Travis Desell


2021

pdf bib
Handling Extreme Class Imbalance in Technical Logbook Datasets
Farhad Akhbardeh | Cecilia Ovesdotter Alm | Marcos Zampieri | Travis Desell
Proceedings of the 59th Annual Meeting of the Association for Computational Linguistics and the 11th International Joint Conference on Natural Language Processing (Volume 1: Long Papers)

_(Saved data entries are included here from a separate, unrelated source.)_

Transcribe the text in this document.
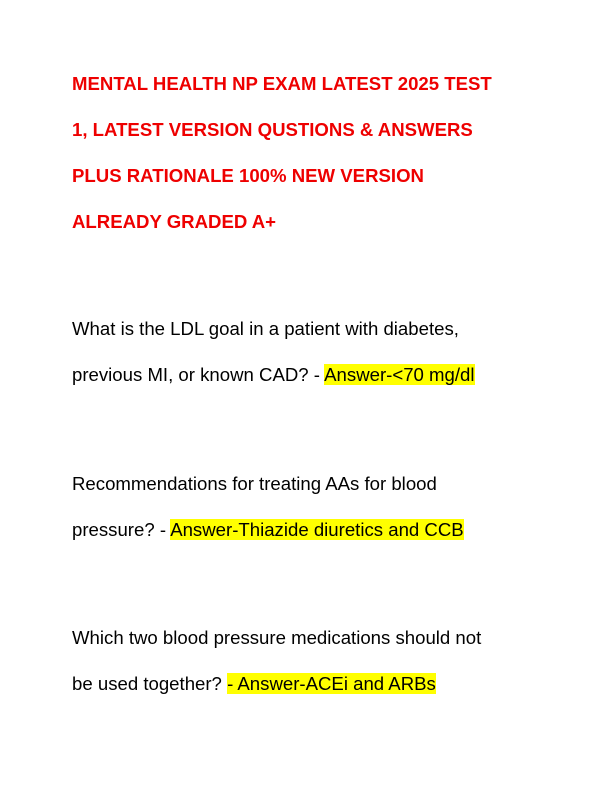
MENTAL HEALTH NP EXAM LATEST 2025 TEST
1, LATEST VERSION QUSTIONS & ANSWERS
PLUS RATIONALE 100% NEW VERSION
ALREADY GRADED A+
What is the LDL goal in a patient with diabetes,
previous MI, or known CAD? - Answer-<70 mg/dl
Recommendations for treating AAs for blood
pressure? - Answer-Thiazide diuretics and CCB
Which two blood pressure medications should not
be used together? - Answer-ACEi and ARBs
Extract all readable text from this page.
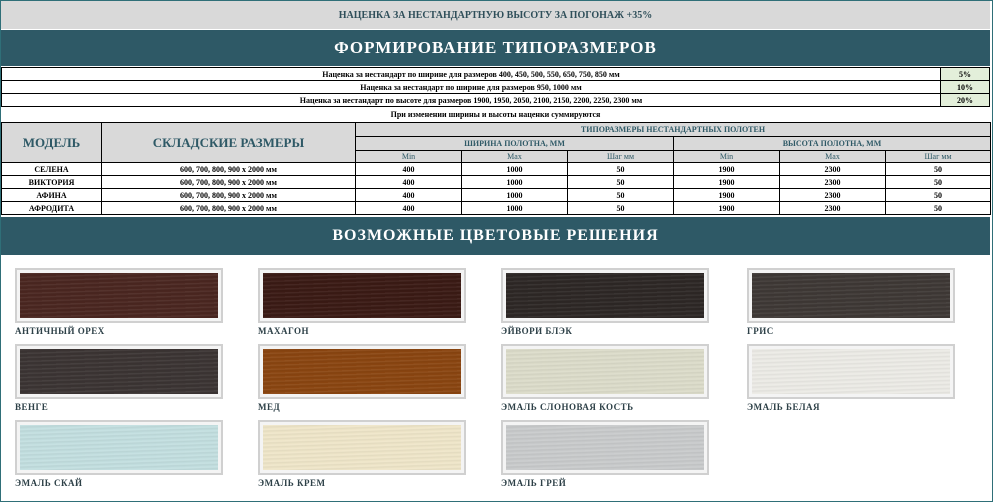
НАЦЕНКА ЗА НЕСТАНДАРТНУЮ ВЫСОТУ ЗА ПОГОНАЖ +35%
ФОРМИРОВАНИЕ ТИПОРАЗМЕРОВ
Наценка за нестандарт по ширине для размеров 400, 450, 500, 550, 650, 750, 850 мм	5%
Наценка за нестандарт по ширине для размеров 950, 1000 мм	10%
Наценка за нестандарт по высоте для размеров 1900, 1950, 2050, 2100, 2150, 2200, 2250, 2300 мм	20%
При изменении ширины и высоты наценки суммируются
МОДЕЛЬ	СКЛАДСКИЕ РАЗМЕРЫ	ТИПОРАЗМЕРЫ НЕСТАНДАРТНЫХ ПОЛОТЕН					
		ШИРИНА ПОЛОТНА, ММ			ВЫСОТА ПОЛОТНА, ММ		
		Min	Max	Шаг мм	Min	Max	Шаг мм
СЕЛЕНА	600, 700, 800, 900 х 2000 мм	400	1000	50	1900	2300	50
ВИКТОРИЯ	600, 700, 800, 900 х 2000 мм	400	1000	50	1900	2300	50
АФИНА	600, 700, 800, 900 х 2000 мм	400	1000	50	1900	2300	50
АФРОДИТА	600, 700, 800, 900 х 2000 мм	400	1000	50	1900	2300	50
ВОЗМОЖНЫЕ ЦВЕТОВЫЕ РЕШЕНИЯ
АНТИЧНЫЙ ОРЕХ	МАХАГОН	ЭЙВОРИ БЛЭК	ГРИС
ВЕНГЕ	МЕД	ЭМАЛЬ СЛОНОВАЯ КОСТЬ	ЭМАЛЬ БЕЛАЯ
ЭМАЛЬ СКАЙ	ЭМАЛЬ КРЕМ	ЭМАЛЬ ГРЕЙ
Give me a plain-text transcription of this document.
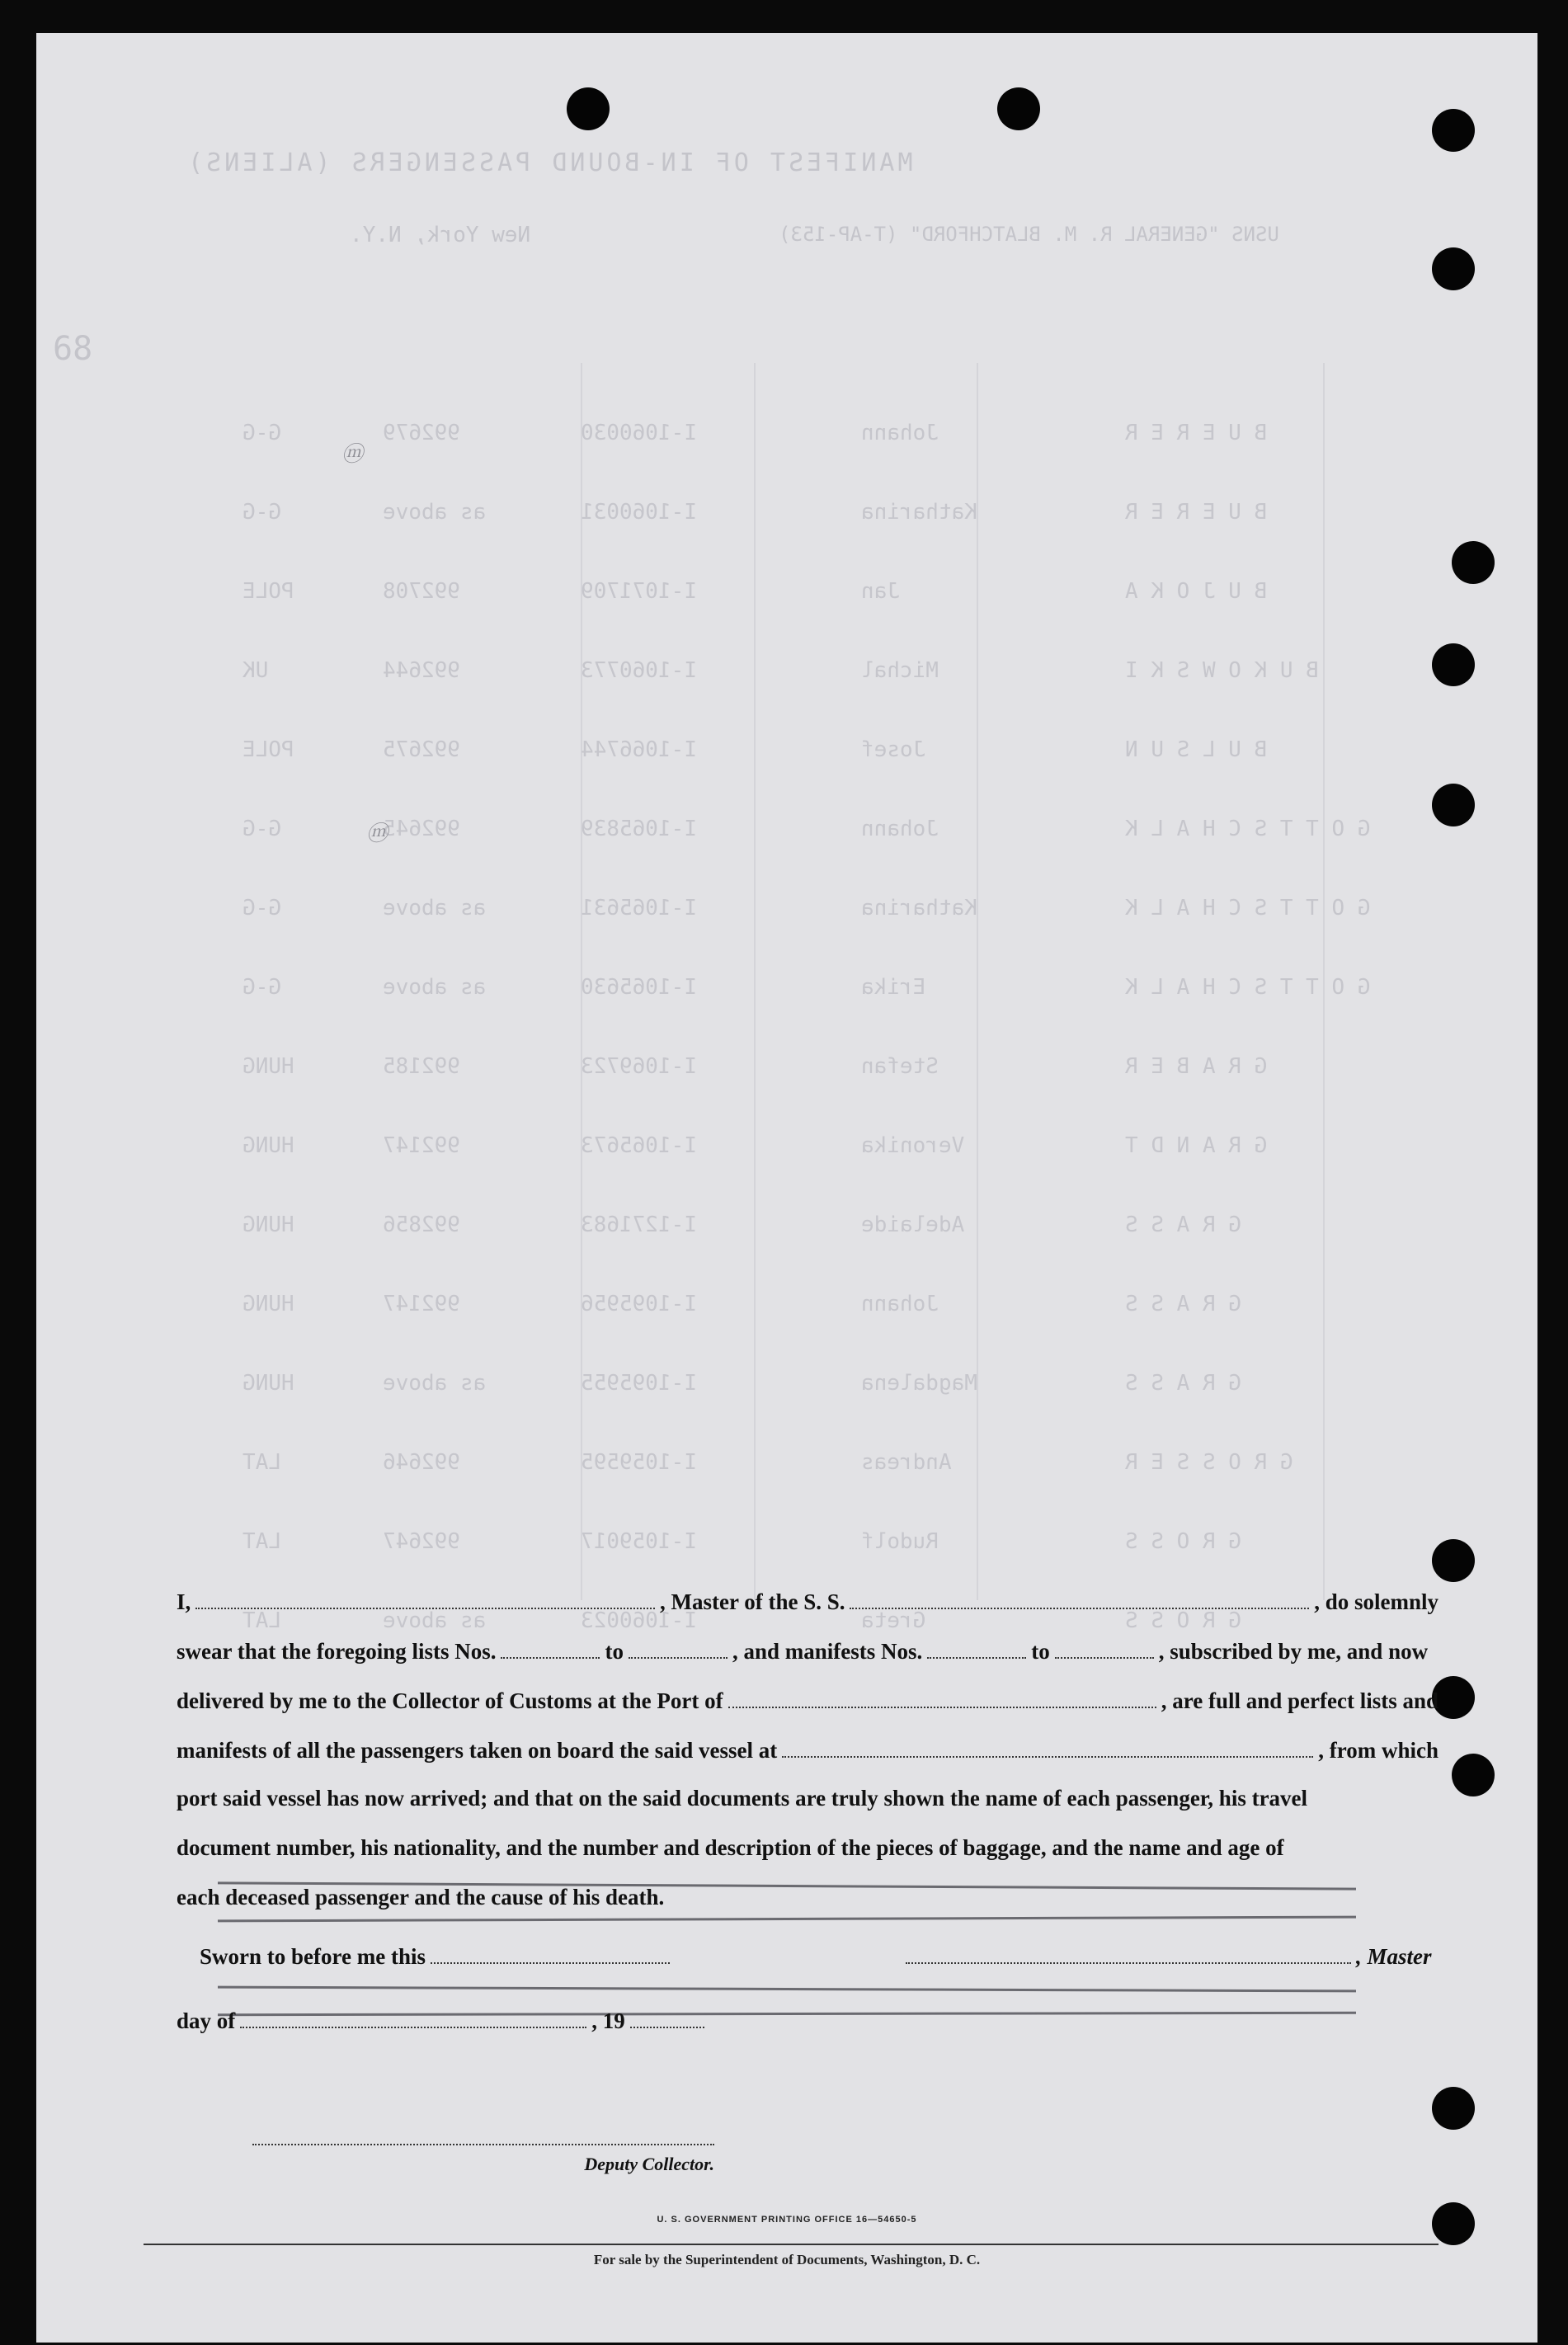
MANIFEST OF IN-BOUND PASSENGERS (ALIENS)
New York, N.Y.	USNS "GENERAL R. M. BLATCHFORD" (T-AP-153)
68
G-G	992679	I-1060030	Johann	B U E R E R
G-G	as above	I-1060031	Katharina	B U E R E R
POLE	992708	I-1071709	Jan	B U J O K A
UK	992644	I-1060773	Michal	B U K O W S K I
POLE	992675	I-1066744	Josef	B U L S U N
G-G	992645	I-1065839	Johann	G O T T S C H A L K
G-G	as above	I-1065631	Katharina	G O T T S C H A L K
G-G	as above	I-1065630	Erika	G O T T S C H A L K
HUNG	992185	I-1069723	Stefan	G R A B E R
HUNG	992147	I-1065673	Veronika	G R A N D T
HUNG	992856	I-1271683	Adelaide	G R A S S
HUNG	992147	I-1095956	Johann	G R A S S
HUNG	as above	I-1095955	Magdalena	G R A S S
LAT	992646	I-1059595	Andreas	G R O S S E R
LAT	992647	I-1059017	Rudolf	G R O S S
LAT	as above	I-1060023	Greta	G R O S S
ⓜ
ⓜ
I,	, Master of the S. S.	, do solemnly
swear that the foregoing lists Nos.	to	, and manifests Nos.	to	, subscribed by me, and now
delivered by me to the Collector of Customs at the Port of	, are full and perfect lists and
manifests of all the passengers taken on board the said vessel at	, from which
port said vessel has now arrived; and that on the said documents are truly shown the name of each passenger, his travel
document number, his nationality, and the number and description of the pieces of baggage, and the name and age of
each deceased passenger and the cause of his death.
Sworn to before me this	, Master
day of	, 19
Deputy Collector.
U. S. GOVERNMENT PRINTING OFFICE 16—54650-5
For sale by the Superintendent of Documents, Washington, D. C.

Technical logbooks are a challenging and under-explored text type in automated event identification. These texts are typically short and written in non-standard yet technical language, posing challenges to off-the-shelf NLP pipelines. The granularity of issue types described in these datasets additionally leads to class imbalance, making it challenging for models to accurately predict which issue each logbook entry describes. In this paper we focus on the problem of technical issue classification by considering logbook datasets from the automotive, aviation, and facilities maintenance domains. We adapt a feedback strategy from computer vision for handling extreme class imbalance, which resamples the training data based on its error in the prediction process. Our experiments show that with statistical significance this feedback strategy provides the best results for four different neural network models trained across a suite of seven different technical logbook datasets from distinct technical domains. The feedback strategy is also generic and could be applied to any learning problem with substantial class imbalances.

2020

pdf bib
NLP Tools for Predictive Maintenance Records in MaintNet
Farhad Akhbardeh | Travis Desell | Marcos Zampieri
Proceedings of the 1st Conference of the Asia-Pacific Chapter of the Association for Computational Linguistics and the 10th International Joint Conference on Natural Language Processing: System Demonstrations

Processing maintenance logbook records is an important step in the development of predictive maintenance systems. Logbooks often include free text fields with domain specific terms, abbreviations, and non-standard spelling posing challenges to off-the-shelf NLP pipelines trained on standard contemporary corpora. Despite the importance of this data type, processing predictive maintenance data is still an under-explored topic in NLP. With the goal of providing more datasets and resources to the community, in this paper we present a number of new resources available in MaintNet, a collaborative open-source library and data repository of predictive maintenance language datasets. We describe novel annotated datasets from multiple domains such as aviation, automotive, and facility maintenance domains and new tools for segmentation, spell checking, POS tagging, clustering, and classification.

pdf bib
MaintNet: A Collaborative Open-Source Library for Predictive Maintenance Language Resources
Farhad Akhbardeh | Travis Desell | Marcos Zampieri
Proceedings of the 28th International Conference on Computational Linguistics: System Demonstrations

Maintenance record logbooks are an emerging text type in NLP. An important part of them typically consist of free text with many domain specific technical terms, abbreviations, and non-standard spelling and grammar. This poses difficulties for NLP pipelines trained on standard corpora. Analyzing and annotating such documents is of particular importance in the development of predictive maintenance systems, which aim to improve operational efficiency, reduce costs, prevent accidents, and save lives. In order to facilitate and encourage research in this area, we have developed MaintNet, a collaborative open-source library of technical and domain-specific language resources. MaintNet provides novel logbook data from the aviation, automotive, and facility maintenance domains along with tools to aid in their (pre-)processing and clustering. Furthermore, it provides a way to encourage discussion on and sharing of new datasets and tools for logbook data analysis.